Sami Abdallah, better known by the nom the guerre Abu Taleb, was assassinated along with three other people in the Israeli strikes that targeted a residential building in the southern Lebanese town of Jwaya on Tuesday.
Hezbollah said in separate statements on Saturday that its forces had targeted “with guided missiles” Israel’s spying equipment and radar systems on Mount Meron as well as a gathering of the occupying regime’s soldiers in support of Palestinians in the besieged Gaza Strip and in response to the killing of Abdallah.
“In support of our steadfast Palestinian people in the Gaza Strip and in support of their brave and honorable resistance, and as part of the response to the assassination carried out by the Zionist enemy in the town of Jwaya, the fighters of the Islamic Resistance, targeted the headquarters of the Air Surveillance and Operations Management Unit at the Meron base with guided missiles, hitting and destroying part of its equipment and radars,” the Lebanese resistance movement said.
Hezbollah said it also “targeted a position of Israeli enemy soldiers at the Hadab Yaroun site with a guided missile, achieving a direct hit and causing those among them to be killed and wounded.”
The Israeli regime has repeatedly attacked southern Lebanon since October 7, 2023, when it launched a ferocious war on the besieged Gaza Strip that has so far killed about 37,300 Palestinians, most of them women and children.

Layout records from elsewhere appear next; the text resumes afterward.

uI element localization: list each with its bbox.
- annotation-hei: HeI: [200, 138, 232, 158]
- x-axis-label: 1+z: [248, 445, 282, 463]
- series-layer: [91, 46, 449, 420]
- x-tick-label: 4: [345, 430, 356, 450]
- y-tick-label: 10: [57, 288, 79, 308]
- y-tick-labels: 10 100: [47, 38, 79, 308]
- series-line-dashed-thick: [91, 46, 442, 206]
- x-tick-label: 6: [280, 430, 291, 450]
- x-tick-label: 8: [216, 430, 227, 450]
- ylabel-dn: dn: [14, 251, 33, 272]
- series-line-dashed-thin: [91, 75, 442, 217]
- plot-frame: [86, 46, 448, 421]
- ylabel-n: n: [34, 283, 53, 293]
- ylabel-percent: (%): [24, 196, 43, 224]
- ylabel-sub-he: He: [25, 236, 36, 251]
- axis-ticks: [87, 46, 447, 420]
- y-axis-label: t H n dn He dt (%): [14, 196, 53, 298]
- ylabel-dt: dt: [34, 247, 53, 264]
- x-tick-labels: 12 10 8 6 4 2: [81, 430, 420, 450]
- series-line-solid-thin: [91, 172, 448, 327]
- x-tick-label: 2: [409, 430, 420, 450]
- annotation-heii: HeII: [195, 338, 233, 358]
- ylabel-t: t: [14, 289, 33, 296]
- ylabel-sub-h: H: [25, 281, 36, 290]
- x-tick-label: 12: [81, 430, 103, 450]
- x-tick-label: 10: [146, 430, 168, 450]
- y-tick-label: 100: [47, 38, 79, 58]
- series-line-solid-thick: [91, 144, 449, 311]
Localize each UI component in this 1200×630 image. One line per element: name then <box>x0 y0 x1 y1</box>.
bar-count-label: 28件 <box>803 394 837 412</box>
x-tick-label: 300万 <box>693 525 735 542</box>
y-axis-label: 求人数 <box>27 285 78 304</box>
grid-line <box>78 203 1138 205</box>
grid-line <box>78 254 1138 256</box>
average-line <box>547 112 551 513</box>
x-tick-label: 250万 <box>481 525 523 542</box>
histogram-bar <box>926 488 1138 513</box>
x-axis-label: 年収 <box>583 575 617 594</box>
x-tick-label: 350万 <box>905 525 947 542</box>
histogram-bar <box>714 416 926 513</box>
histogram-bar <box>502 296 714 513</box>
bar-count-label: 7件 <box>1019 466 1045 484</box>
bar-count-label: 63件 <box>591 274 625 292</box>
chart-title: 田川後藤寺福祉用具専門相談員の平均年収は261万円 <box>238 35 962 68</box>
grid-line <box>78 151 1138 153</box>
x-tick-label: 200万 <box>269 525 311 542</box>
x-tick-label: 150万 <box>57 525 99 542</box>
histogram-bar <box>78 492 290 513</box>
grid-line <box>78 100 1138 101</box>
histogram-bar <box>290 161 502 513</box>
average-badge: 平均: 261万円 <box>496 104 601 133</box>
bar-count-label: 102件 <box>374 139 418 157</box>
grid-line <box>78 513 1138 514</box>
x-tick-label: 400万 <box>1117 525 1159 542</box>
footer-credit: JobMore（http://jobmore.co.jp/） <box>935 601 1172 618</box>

In retaliation, Hezbollah has launched near-daily rocket attacks on Israeli positions in support of Palestinians in Gaza.
In its biggest attack since October 8, Hezbollah fired on Wednesday around 30 drones and 150 rockets at Israel in reprisal for the assassination of Abdallah.
Hezbollah has already fought off two Israeli wars against Lebanon in 2000 and 2006. The resistance forced the regime to retreat in both conflicts.
'Hezbollah's top achievement'
Major General Ori Gordin, the head of the Israeli military’s Northern Command, on Friday said the evacuation of dozens of settlements in the north was Hezbollah's “greatest achievement.”
“Looking back, I would have prevented the evacuation of settlements in the north like Ya’ara, Batsat, and Lehman. Hezbollah’s greatest achievement is the fact that there are tens of thousands of displaced people in the north,” Gordin said.
The Israeli media stressed that after eight months of living in an area that has turned into a “security belt,” settlers express “feelings of anger and disappointment…due to the long time that has passed without their needs and crisis being addressed.”
Yiftah Ron-Tal, a major general reserve in Israel’s occupation army, said a day earlier that Hezbollah had established a “security zone” at the northern border with Lebanon.
Ron-Tal added that Israel had lost control over the Galilee region adjacent to the Lebanese border, and Kiryat Shmona, a populated town in the north, had been evacuated by settlers.